Friday, October 28, 2005

Stupid Stat Watch

From a TV ad for AOL (wording approximate, since I didn't tape it):
A high-speed internet connection can make your computer more vulnerable to spyware, slowing your performance by up to 500%.
Say what? If spyware slowed your computer down by 100%, it would be completely frozen. So if it's been slowed down 500%, is it going backwards?

I assume this is yet another example of the base-switching problem. I'm guessing the reality is that spyware can slow your computer by about 84%. Rather than using the original performance level (100% of top speed) as the base for calculating the percent change, they used final performance level (16% of top speed) instead. This yielded a percent change of over 500% (going from 16 to 100), which they erroneously called the percent decrease.

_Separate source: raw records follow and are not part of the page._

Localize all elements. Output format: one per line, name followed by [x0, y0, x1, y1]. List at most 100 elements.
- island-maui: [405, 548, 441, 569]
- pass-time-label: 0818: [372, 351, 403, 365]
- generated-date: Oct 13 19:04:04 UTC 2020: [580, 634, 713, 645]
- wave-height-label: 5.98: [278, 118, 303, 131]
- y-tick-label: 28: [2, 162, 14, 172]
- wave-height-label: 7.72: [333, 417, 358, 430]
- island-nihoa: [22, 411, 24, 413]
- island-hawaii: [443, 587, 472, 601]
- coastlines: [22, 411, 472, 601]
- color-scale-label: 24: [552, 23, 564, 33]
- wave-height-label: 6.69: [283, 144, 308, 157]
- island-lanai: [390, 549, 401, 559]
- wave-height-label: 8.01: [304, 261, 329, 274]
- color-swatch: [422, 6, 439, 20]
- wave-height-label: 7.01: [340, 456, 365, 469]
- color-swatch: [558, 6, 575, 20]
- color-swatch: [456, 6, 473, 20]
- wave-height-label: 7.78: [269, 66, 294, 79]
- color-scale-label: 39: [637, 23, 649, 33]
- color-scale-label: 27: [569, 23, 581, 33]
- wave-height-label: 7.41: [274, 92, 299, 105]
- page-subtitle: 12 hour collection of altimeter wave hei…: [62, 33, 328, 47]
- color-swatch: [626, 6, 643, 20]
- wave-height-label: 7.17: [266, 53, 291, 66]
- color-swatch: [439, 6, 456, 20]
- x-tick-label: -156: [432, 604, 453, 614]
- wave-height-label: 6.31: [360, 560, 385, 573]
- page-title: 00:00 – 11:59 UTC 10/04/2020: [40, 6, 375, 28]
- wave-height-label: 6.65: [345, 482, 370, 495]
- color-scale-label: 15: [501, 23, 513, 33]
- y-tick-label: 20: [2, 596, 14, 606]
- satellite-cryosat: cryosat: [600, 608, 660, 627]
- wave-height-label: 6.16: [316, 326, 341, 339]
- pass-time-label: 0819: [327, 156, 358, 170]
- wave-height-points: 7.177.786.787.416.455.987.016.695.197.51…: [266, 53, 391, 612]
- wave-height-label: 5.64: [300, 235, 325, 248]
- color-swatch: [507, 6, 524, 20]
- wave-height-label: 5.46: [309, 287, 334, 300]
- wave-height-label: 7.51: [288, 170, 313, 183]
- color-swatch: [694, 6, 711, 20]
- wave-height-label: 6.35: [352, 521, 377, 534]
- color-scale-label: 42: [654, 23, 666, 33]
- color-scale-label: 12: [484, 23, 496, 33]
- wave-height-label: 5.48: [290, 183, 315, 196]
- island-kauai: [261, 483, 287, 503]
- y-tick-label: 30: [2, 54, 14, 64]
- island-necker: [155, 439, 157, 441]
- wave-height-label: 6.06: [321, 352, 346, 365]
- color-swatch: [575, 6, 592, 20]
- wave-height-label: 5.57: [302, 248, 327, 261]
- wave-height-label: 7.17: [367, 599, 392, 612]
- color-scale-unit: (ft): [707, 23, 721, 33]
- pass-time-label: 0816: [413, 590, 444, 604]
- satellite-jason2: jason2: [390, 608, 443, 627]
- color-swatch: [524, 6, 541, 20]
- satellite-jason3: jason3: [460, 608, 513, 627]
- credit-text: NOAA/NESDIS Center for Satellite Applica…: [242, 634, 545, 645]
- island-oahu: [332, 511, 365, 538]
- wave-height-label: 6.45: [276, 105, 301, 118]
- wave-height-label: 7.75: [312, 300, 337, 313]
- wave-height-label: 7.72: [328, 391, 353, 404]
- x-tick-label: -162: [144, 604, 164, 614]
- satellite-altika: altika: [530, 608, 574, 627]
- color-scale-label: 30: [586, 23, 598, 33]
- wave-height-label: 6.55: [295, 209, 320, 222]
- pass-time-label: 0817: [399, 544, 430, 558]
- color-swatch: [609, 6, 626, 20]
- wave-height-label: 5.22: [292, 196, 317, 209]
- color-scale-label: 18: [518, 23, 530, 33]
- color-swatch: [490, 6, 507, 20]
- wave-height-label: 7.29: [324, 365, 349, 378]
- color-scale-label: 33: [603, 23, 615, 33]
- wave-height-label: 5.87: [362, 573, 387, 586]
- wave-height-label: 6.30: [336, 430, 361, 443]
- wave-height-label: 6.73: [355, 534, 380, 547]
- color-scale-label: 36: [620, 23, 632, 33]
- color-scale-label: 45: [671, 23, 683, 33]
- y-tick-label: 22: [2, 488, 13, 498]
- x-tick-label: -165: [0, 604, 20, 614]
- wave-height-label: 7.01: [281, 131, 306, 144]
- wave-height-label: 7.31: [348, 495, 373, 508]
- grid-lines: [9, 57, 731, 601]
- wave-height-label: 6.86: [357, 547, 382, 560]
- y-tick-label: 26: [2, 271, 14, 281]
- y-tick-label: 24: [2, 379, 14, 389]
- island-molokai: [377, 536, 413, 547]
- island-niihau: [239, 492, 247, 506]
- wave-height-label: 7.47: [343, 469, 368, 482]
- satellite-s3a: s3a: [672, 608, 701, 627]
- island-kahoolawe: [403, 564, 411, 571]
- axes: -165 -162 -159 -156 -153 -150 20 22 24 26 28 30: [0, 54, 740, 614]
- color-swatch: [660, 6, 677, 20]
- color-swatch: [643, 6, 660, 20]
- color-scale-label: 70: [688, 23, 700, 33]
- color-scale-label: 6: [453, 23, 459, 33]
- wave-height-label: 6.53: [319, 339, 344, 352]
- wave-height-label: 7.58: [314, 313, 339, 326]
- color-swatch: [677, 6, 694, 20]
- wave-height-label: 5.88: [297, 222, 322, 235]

But I'll admit there could be some computer jargon here that I don't get.


Jeff Brown said...

That would be wacky, if there were a logarithmic processor speed index that could be negative. I never heard about such a thing when I was a comp sci major.

Steve said...
This comment has been removed by a blog administrator.
Steve said...

I think analysis of any claim for the advantages of AOL broadband is doomed to failure.

Aaron Davies said...

I vaguely recall seeing someone online suggest using logarithmic percentages when dealing with increase/decrease questions like this, but I don't remember how they worked, except that they obviously involved e somehow. The point was that they gave the same result in either direction.

Randy said...

It's probably a task based measurement system.

Pre-spyware a task took 1 minute. Post-spyware it took 5.

After a marketing droid gets done with it that means "slowed by 500%.

Sure it's not technically accurate, but AOL doesn't exactly market towards the technically competent.